I jumped up, fired by an urgency to do something, anything, but most importantly to get Ben out of the flat. And me too, I decided, in that instant. I needed to get out of the claustrophobic confines of this God-awful place .

Just being here was suffocating me. I couldn’t be here when Sophie came back or if Ed turned up. Although that looked unlikely. They were probably holed up somewhere together, shagging each other senseless.

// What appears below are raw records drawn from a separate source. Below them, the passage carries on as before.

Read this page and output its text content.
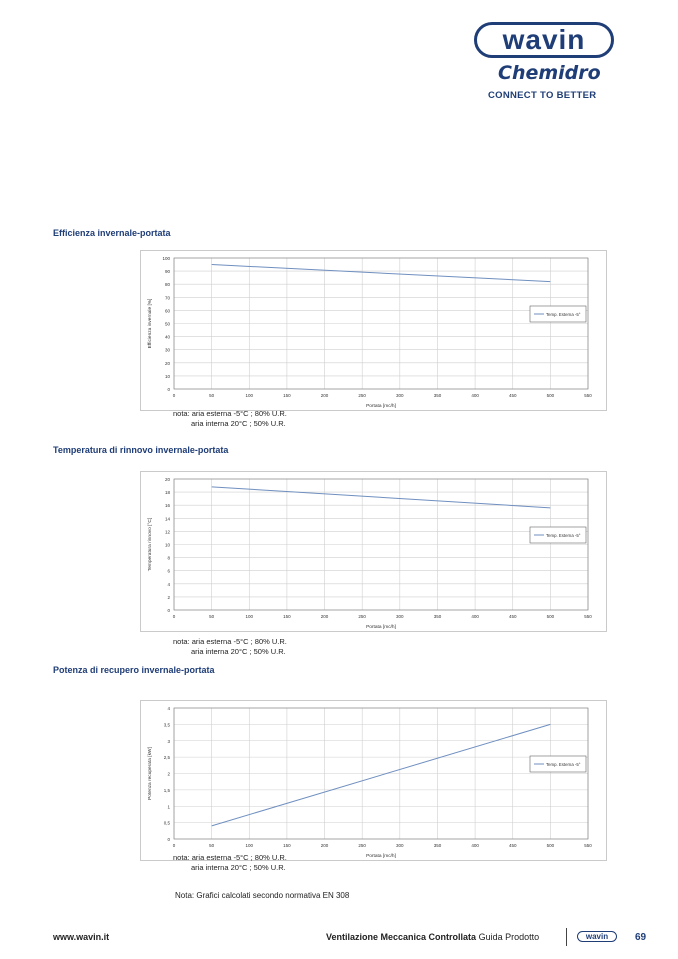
wavin
Chemidro
CONNECT TO BETTER
Efficienza invernale-portata
0
10
20
30
40
50
60
70
80
90
100
0	50	100	150	200	250	300	350	400	450	500	550
Portata [mc/h]
Efficienza invernale [%]	Temp. Esterna -5°
nota: aria esterna -5°C ; 80% U.R.
aria interna 20°C ; 50% U.R.
Temperatura di rinnovo invernale-portata
0
2
4
6
8
10
12
14
16
18
20
0	50	100	150	200	250	300	350	400	450	500	550
Portata [mc/h]
Temperatura rinnovo [°C]	Temp. Esterna -5°
nota: aria esterna -5°C ; 80% U.R.
aria interna 20°C ; 50% U.R.
Potenza di recupero invernale-portata
0
0,5
1
1,5
2
2,5
3
3,5
4
0	50	100	150	200	250	300	350	400	450	500	550
Portata [mc/h]
Potenza recuperata [kW]	Temp. Esterna -5°
nota: aria esterna -5°C ; 80% U.R.
aria interna 20°C ; 50% U.R.
Nota: Grafici calcolati secondo normativa EN 308
www.wavin.it	Ventilazione Meccanica Controllata Guida Prodotto	wavin	69
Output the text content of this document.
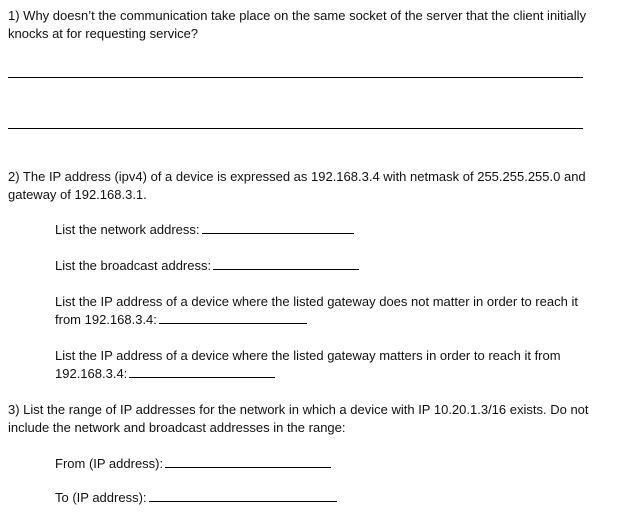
1) Why doesn’t the communication take place on the same socket of the server that the client initially
knocks at for requesting service?
2) The IP address (ipv4) of a device is expressed as 192.168.3.4 with netmask of 255.255.255.0 and
gateway of 192.168.3.1.
List the network address:
List the broadcast address:
List the IP address of a device where the listed gateway does not matter in order to reach it
from 192.168.3.4:
List the IP address of a device where the listed gateway matters in order to reach it from
192.168.3.4:
3) List the range of IP addresses for the network in which a device with IP 10.20.1.3/16 exists. Do not
include the network and broadcast addresses in the range:
From (IP address):
To (IP address):
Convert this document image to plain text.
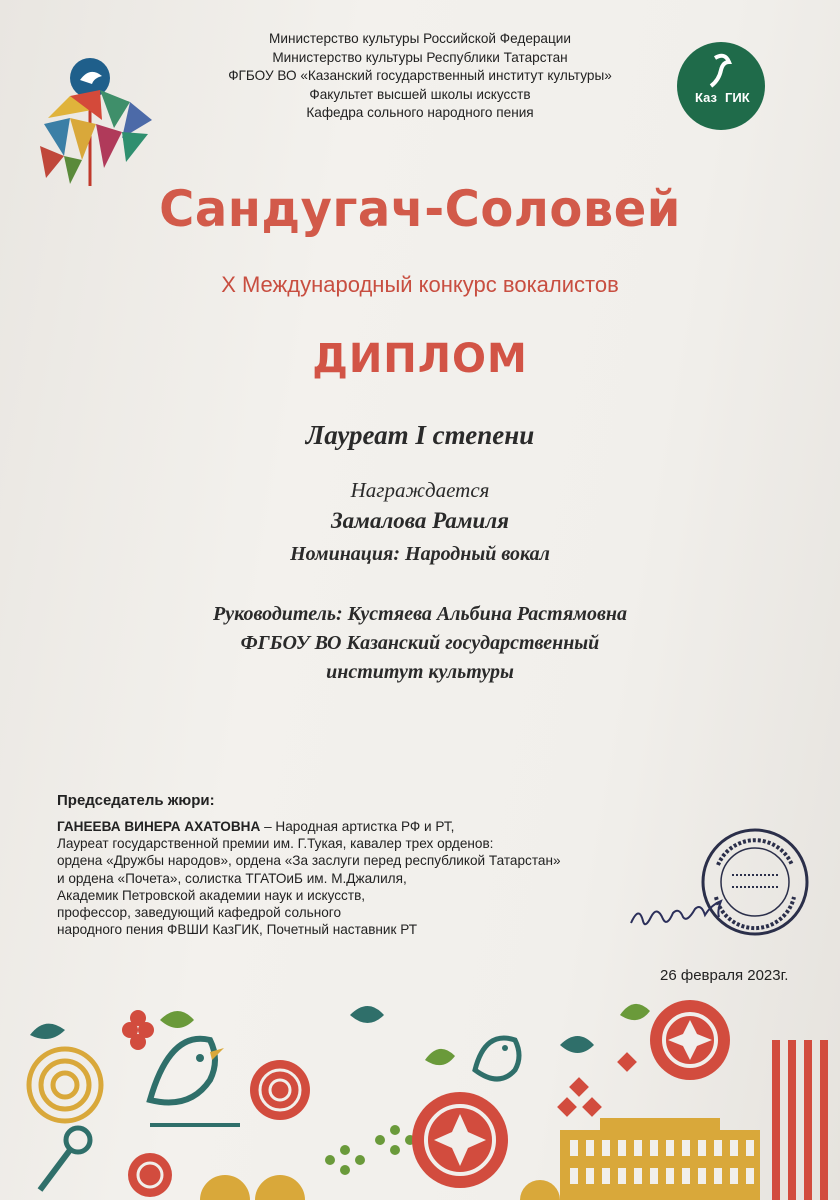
Министерство культуры Российской Федерации
Министерство культуры Республики Татарстан
ФГБОУ ВО «Казанский государственный институт культуры»
Факультет высшей школы искусств
Кафедра сольного народного пения
Каз ГИК
Сандугач-Соловей
X Международный конкурс вокалистов
ДИПЛОМ
Лауреат I степени
Награждается
Замалова Рамиля
Номинация: Народный вокал
Руководитель: Кустяева Альбина Растямовна
ФГБОУ ВО Казанский государственный
институт культуры
Председатель жюри:
ГАНЕЕВА ВИНЕРА АХАТОВНА – Народная артистка РФ и РТ,
Лауреат государственной премии им. Г.Тукая, кавалер трех орденов:
ордена «Дружбы народов», ордена «За заслуги перед республикой Татарстан»
и ордена «Почета», солистка ТГАТОиБ им. М.Джалиля,
Академик Петровской академии наук и искусств,
профессор, заведующий кафедрой сольного
народного пения ФВШИ КазГИК, Почетный наставник РТ
26 февраля 2023г.
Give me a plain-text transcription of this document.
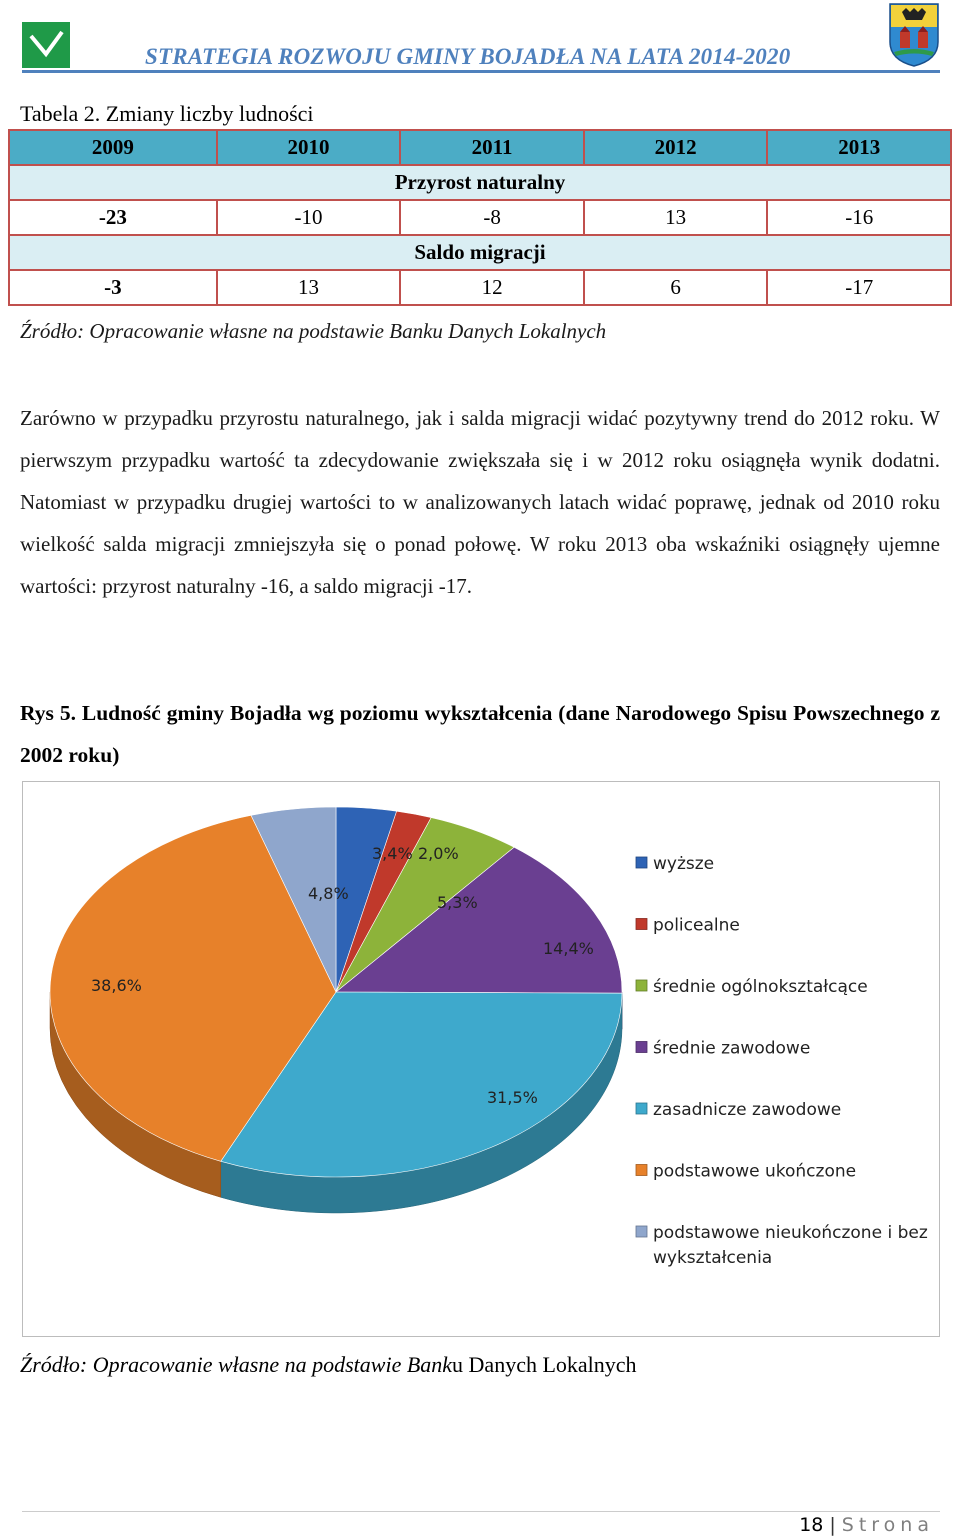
STRATEGIA ROZWOJU GMINY BOJADŁA NA LATA 2014-2020
Tabela 2. Zmiany liczby ludności
2009	2010	2011	2012	2013
Przyrost naturalny				
-23	-10	-8	13	-16
Saldo migracji				
-3	13	12	6	-17
Źródło: Opracowanie własne na podstawie Banku Danych Lokalnych

Zarówno w przypadku przyrostu naturalnego, jak i salda migracji widać pozytywny trend do 2012 roku. W pierwszym przypadku wartość ta zdecydowanie zwiększała się i w 2012 roku osiągnęła wynik dodatni. Natomiast w przypadku drugiej wartości to w analizowanych latach widać poprawę, jednak od 2010 roku wielkość salda migracji zmniejszyła się o ponad połowę. W roku 2013 oba wskaźniki osiągnęły ujemne wartości: przyrost naturalny -16, a saldo migracji -17.

Rys 5. Ludność gminy Bojadła wg poziomu wykształcenia (dane Narodowego Spisu Powszechnego z 2002 roku)

3,4% 2,0%
5,3%
14,4%
31,5%
38,6%
4,8%
wyższe
policealne
średnie ogólnokształcące
średnie zawodowe
zasadnicze zawodowe
podstawowe ukończone
podstawowe nieukończone i bez wykształcenia
Źródło: Opracowanie własne na podstawie Banku Danych Lokalnych
18 | Strona
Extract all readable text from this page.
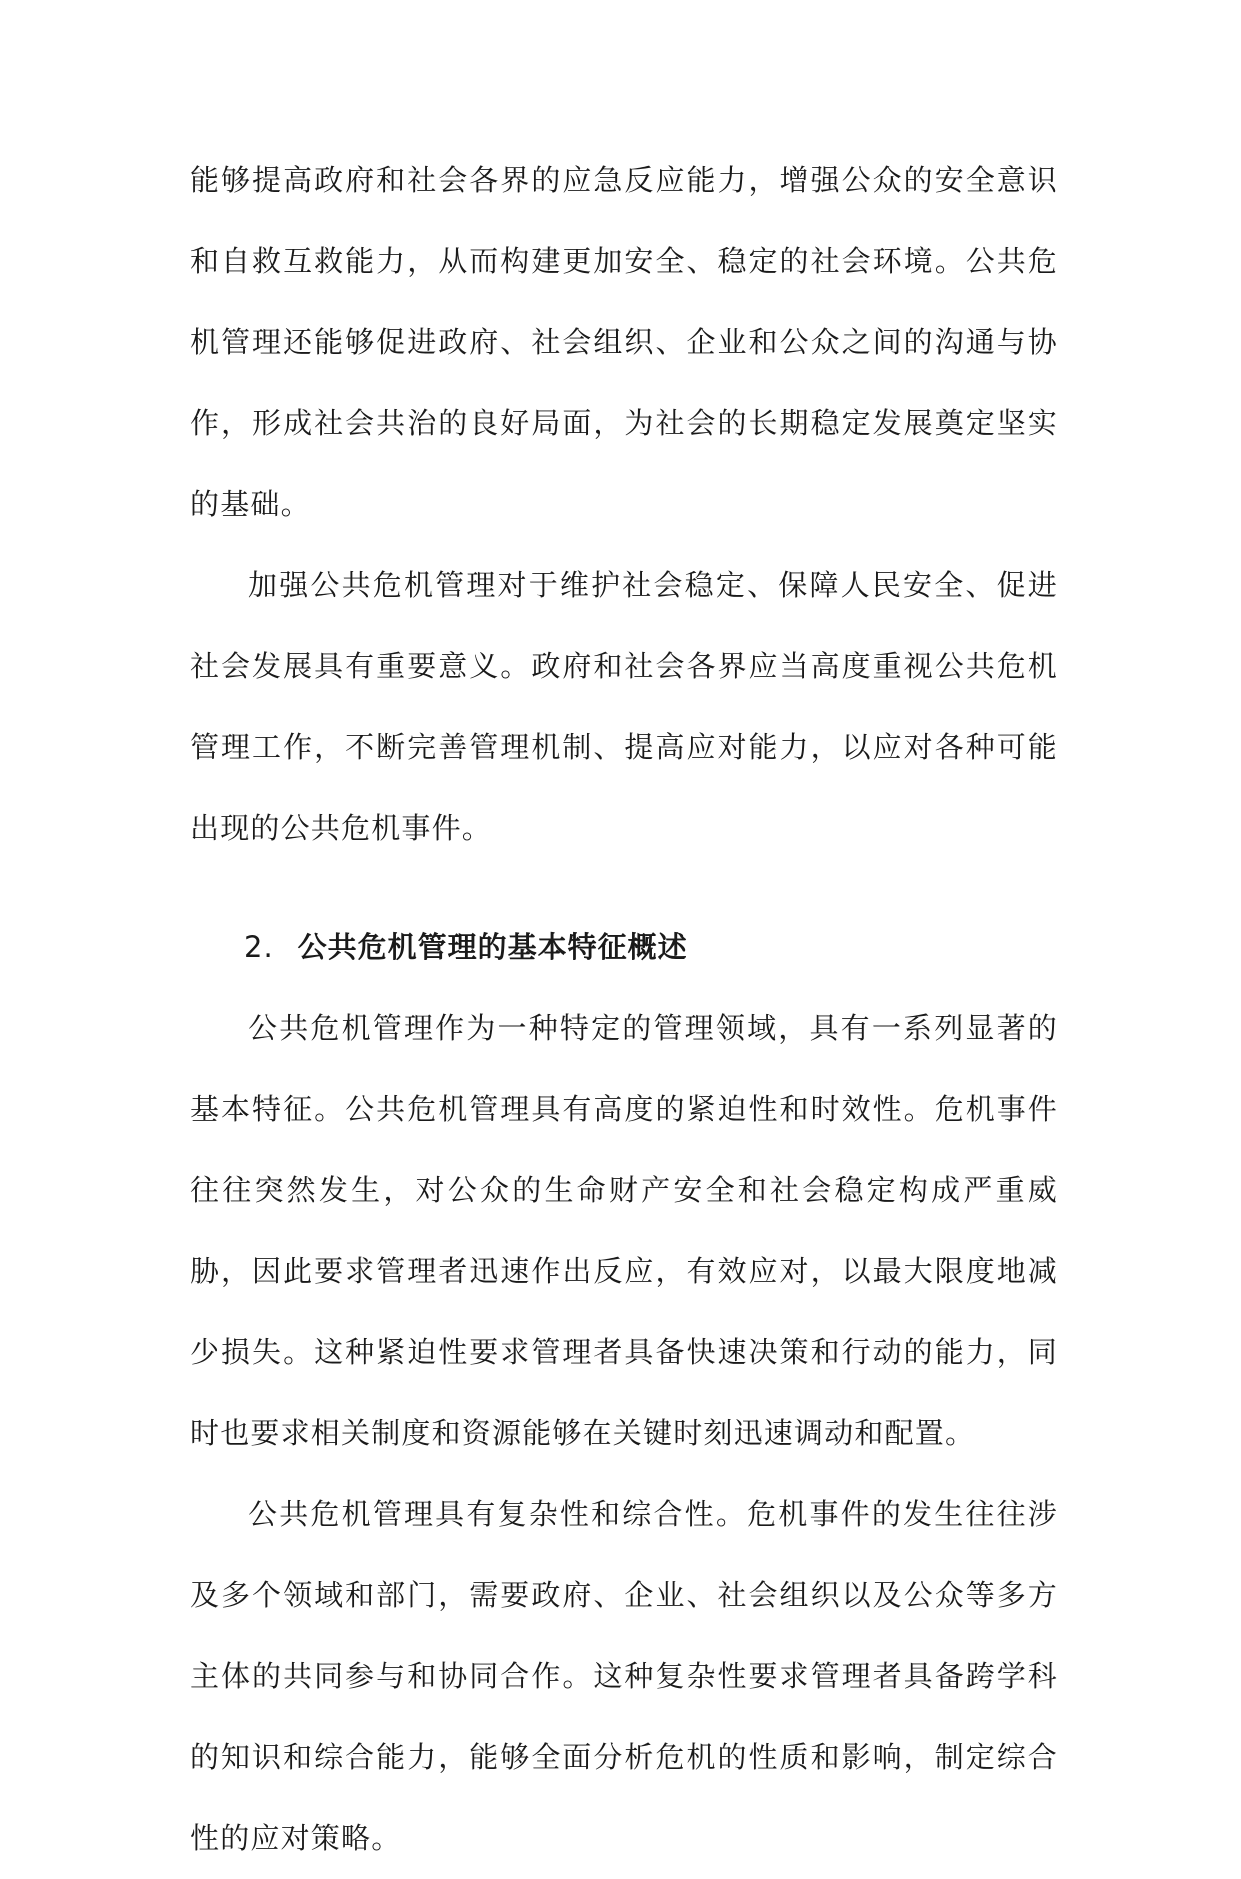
能够提高政府和社会各界的应急反应能力，增强公众的安全意识和自救互救能力，从而构建更加安全、稳定的社会环境。公共危机管理还能够促进政府、社会组织、企业和公众之间的沟通与协作，形成社会共治的良好局面，为社会的长期稳定发展奠定坚实的基础。

加强公共危机管理对于维护社会稳定、保障人民安全、促进社会发展具有重要意义。政府和社会各界应当高度重视公共危机管理工作，不断完善管理机制、提高应对能力，以应对各种可能出现的公共危机事件。

2. 公共危机管理的基本特征概述

公共危机管理作为一种特定的管理领域，具有一系列显著的基本特征。公共危机管理具有高度的紧迫性和时效性。危机事件往往突然发生，对公众的生命财产安全和社会稳定构成严重威胁，因此要求管理者迅速作出反应，有效应对，以最大限度地减少损失。这种紧迫性要求管理者具备快速决策和行动的能力，同时也要求相关制度和资源能够在关键时刻迅速调动和配置。

公共危机管理具有复杂性和综合性。危机事件的发生往往涉及多个领域和部门，需要政府、企业、社会组织以及公众等多方主体的共同参与和协同合作。这种复杂性要求管理者具备跨学科的知识和综合能力，能够全面分析危机的性质和影响，制定综合性的应对策略。
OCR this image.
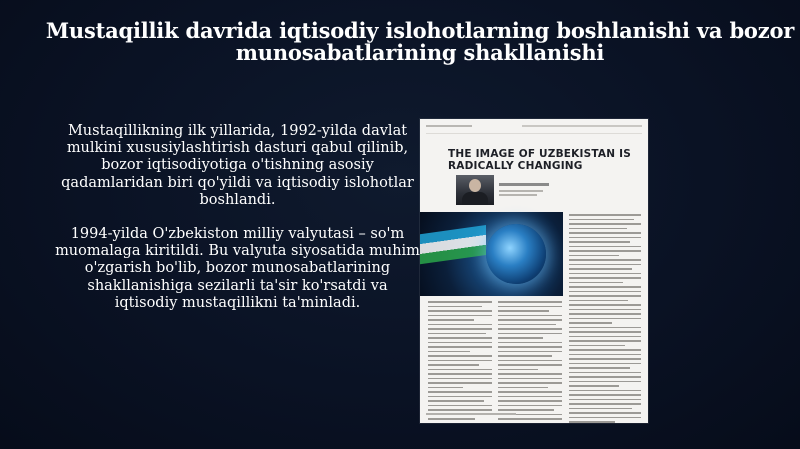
Mustaqillik davrida iqtisodiy islohotlarning boshlanishi va bozor
munosabatlarining shakllanishi

Mustaqillikning ilk yillarida, 1992-yilda davlat mulkini xususiylashtirish dasturi qabul qilinib, bozor iqtisodiyotiga o'tishning asosiy qadamlaridan biri qo'yildi va iqtisodiy islohotlar boshlandi.

1994-yilda O'zbekiston milliy valyutasi – so'm muomalaga kiritildi. Bu valyuta siyosatida muhim o'zgarish bo'lib, bozor munosabatlarining shakllanishiga sezilarli ta'sir ko'rsatdi va iqtisodiy mustaqillikni ta'minladi.

THE IMAGE OF UZBEKISTAN IS RADICALLY CHANGING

‘Hey, what are you doing?’ Ben was back, standing in the doorway, brandishing a mug of tea in his hand.

‘I’m just going to pack up a couple of bits, that’s all. I need to get away for a few days. Take a bit of a break.’

‘Whoa, whoa, whoa.’ He put the mug down on the coffee table and dashed over to where I was rooting through my handbag. ‘What’s this all about?’

‘It’s nothing.’ My whole body prickled with suppressed emotion. When he took hold of my arms, gazing deep into my eyes, I knew I couldn’t hold it together a moment longer. Tears rushed down my cheeks, short, shuddering breaths escaping my mouth. Ben peered closer, but I pushed him away, grabbing my bag.

‘Leave it, Ben. Don’t worry. I have to go. Please don’t say anything to Ed, will you?’

‘What? No. I won’t. But I’m not letting you go anywhere. You’re ill.’ He tilted his head, peering into my eyes. ‘You are ill, aren’t you? Or is there something else that you’re not telling me about? Come on, Anna, what’s going on?’ The tenderness in his voice broke what was left of my heart into smithereens. He put an arm around my waist pulling me into his side, my breathing still ragged. He mopped away my tears with the back of his thumb, tidying away the stray strands of my newly highlighted blonde hair behind my ears.